My panel was scheduled for Thursday, July 23 (the first full day of the conference), and I was fortunate enough to present alongside a good friend of mine, Joan Flores, a current Ph.D. candidate in the NYU History Department. Our panel was titled “Archive Matters / Cuestiones de archivo.” Joan presented a working paper titled “‘Freak Letters’: Finding Diaspora in the Imperial Archive,” while I presented a paper titled “Basement Refrigerators, Cassette Tape ‘Letters’: Reading the Domestic Caribbean Archive in Simone Schwarz-Bart’s Ton beau capitaine (1987) and Junot Díaz’s The Brief Wondrous Life of Oscar Wao (2008),” My paper represented a draft of the first half of my first chapter of the dissertation project. University of Massachusetts History Professor Sarah Cornell served as our panel moderator, while Georgetown University Professor of English Ricardo Ortiz, Augustan College Professor of Spanish Araceli Masterson and University of Pennsylvania Professor of English David Kazanjian served as the three respondents. After Ortiz, Materson and Kazanjian delivered their respective comments, the conversation transitioned to a dynamic intellectual exchange between me, Joan and the other twenty-plus attendees.

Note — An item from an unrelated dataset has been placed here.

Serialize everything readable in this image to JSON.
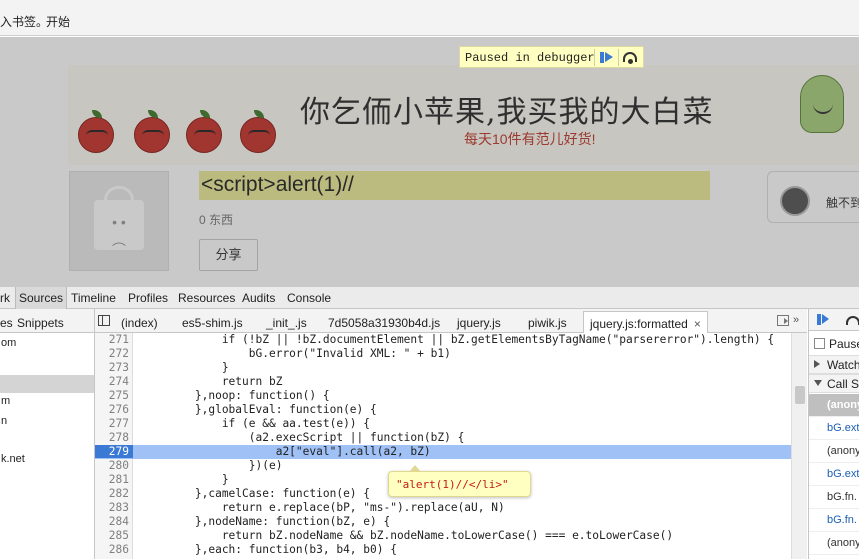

Without the fear of judgment or ridicule (something that seems almost impossible to avoid at other national literature conferences), I was able to use my time at the 2015 meeting of the Tepoztlán Institute to openly discuss my concerns regarding the scope and direction of my first dissertation chapter. With my panel respondents and attendees’ feedback in mind, I am now working on completing the second half of the first chapter of my dissertation, which represents an analysis of scenes of domestic archiving in contemporary Caribbean literature through the lens of contemporary archive theory. I am now looking forward to showcasing my research at my Program in Comparative Literature graduate student colloquium presentation, which is scheduled for the evening of Tuesday, November 3, 2015. Until then!